Celem badania "Polski odbiorca esportu" było poznanie kibiców esportu, ich profilu demograficznego oraz preferencji, zwłaszcza tych związanych z rozrywką elektroniczną. W ramach badania sprawdzono również znajomość sponsorów esportu oraz eksplorowano styl życia polskich fanów esportu. Jest to pierwsze kompleksowe opracowanie na temat esportowych kibiców.
Esport jest bardzo świeżym zjawiskiem w Polsce. Co prawda, pierwsze drużyny powstawały blisko 20 lat temu, lecz prawdziwy rozkwit tej dziedziny nastąpił cztery/pięć lat temu. Ten moment zbiegł się w czasie z największym triumfem polskiej drużyny esportowej. Virtus.pro 2014 roku triumfowało podczas EMS Katowice 2014 w Counter-Strike: Global Offensive. Był to turniej rangi Major – najważniejszy w sezonie i Polacy zostali nieoficjalnymi mistrzami świata.
Wcześniejsza dominacja polskich graczy w edycji 1.6 (poprzednia wersja gry) nie przyniosła takiej sławy, jak właśnie triumf w 2014 roku. Od tego momentu telewizje głównego nurtu zaczęły się interesować tym tematem i esport stał się zjawiskiem popkulturowym w naszym kraju.
Kibice esportu dzielą się na dwie kategorie: osoby grające i kibicujące oraz osoby wyłącznie kibicujące. Najważniejsze wnioski z raportu stanowią zaprzeczenie bardzo niekorzystnych, ale głęboko zakorzenionych mitów branżowych. Ich rozwianie posłuży wszystkim obserwatorom polskiego esportu.
Pierwszym mitem związanym z esportem, jest nazywanie go niszą. Co ciekawe, w młodszej grupie wiekowej (13-24 lata) dogania najpopularniejsze w naszym kraju dyscypliny, czyli siatkówkę oraz piłkę nożną.
Wprawdzie największy odsetek osób zainteresowanych esportem można zaobserwować w grupie osób najmłodszych (w wieku 13-19 lat), należy jednak zwrócić uwagę na wysoki poziom występowania zjawiska również w grupach starszych.
Odsetek osób zainteresowanych esportem wśród osób w wieku 20-29 lat jest mniejszy w stosunku do nastolatków, wciąż jednak fani esportu stanowią zauważalną grupę. Co ważne, również w najstarszej grupie wiekowej co piąty respondent przyznaje, że ogląda rozgrywki esportowe. To pokazuje, że następuje zmiana pokoleniowa wśród fanów esportu.
Kolejnym mitem jest to, że głównie dzieci się interesują esportem.
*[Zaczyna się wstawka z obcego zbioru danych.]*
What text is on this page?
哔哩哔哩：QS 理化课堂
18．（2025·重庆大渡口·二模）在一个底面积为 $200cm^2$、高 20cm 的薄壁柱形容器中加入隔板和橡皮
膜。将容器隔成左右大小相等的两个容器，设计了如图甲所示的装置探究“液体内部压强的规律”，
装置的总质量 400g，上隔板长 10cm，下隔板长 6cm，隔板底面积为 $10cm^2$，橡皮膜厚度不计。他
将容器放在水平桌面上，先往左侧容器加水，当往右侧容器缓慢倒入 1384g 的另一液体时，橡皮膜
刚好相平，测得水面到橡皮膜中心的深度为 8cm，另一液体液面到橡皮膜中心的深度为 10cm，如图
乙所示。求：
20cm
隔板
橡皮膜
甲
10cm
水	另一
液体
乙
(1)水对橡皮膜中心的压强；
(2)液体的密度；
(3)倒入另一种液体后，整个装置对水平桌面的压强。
Jak wykazują badania, fanem sportu w dużej mierze jest osoba dorosła, posiadająca dobre wykształcenie oraz pracę.
Esport również stał się biznesem, do którego wkroczyły znane marki sponsorujące podmioty esportowe. Do takich należą między innymi Sprite, Play, T-Mobile czy zakłady bukmacherskie STS. Jak się okazuje dla 54% respondentów ważne jest to, że marki sponsorują esport, a dla 32% jest istotne, jakie produkty promują zawodnicy oraz inni ludzie związani z branżą esportową.
Tylko jedna firma spośród sponsorów esportu ma znajomość spontaniczną wśród graczy na poziomie wyższym niż 10% - jest to Intel. Firma produkująca procesory. Aż 37% fanów esportu nie potrafi spontanicznie wymienić żadnego sponsora, a zdecydowana większość sponsorów ma znajomość spontaniczną na poziomie niższym niż 5%.
To tylko pokazuje, jak wielka praca marketingowa czeka marki, by wejść w świadomość kibica esportu.
Interesujące są również badania oglądalności i grywalności czołowych tytułów esportowych. Jak się okazuje, większość tytułów jest równie oglądana na platformach streamingowych (głównie Twitch), jak i grana. Największa dysproporcja jest w World of Tanks, gdzie aż cztery procent więcej osób gra niż ogląda rozgrywki w internecie.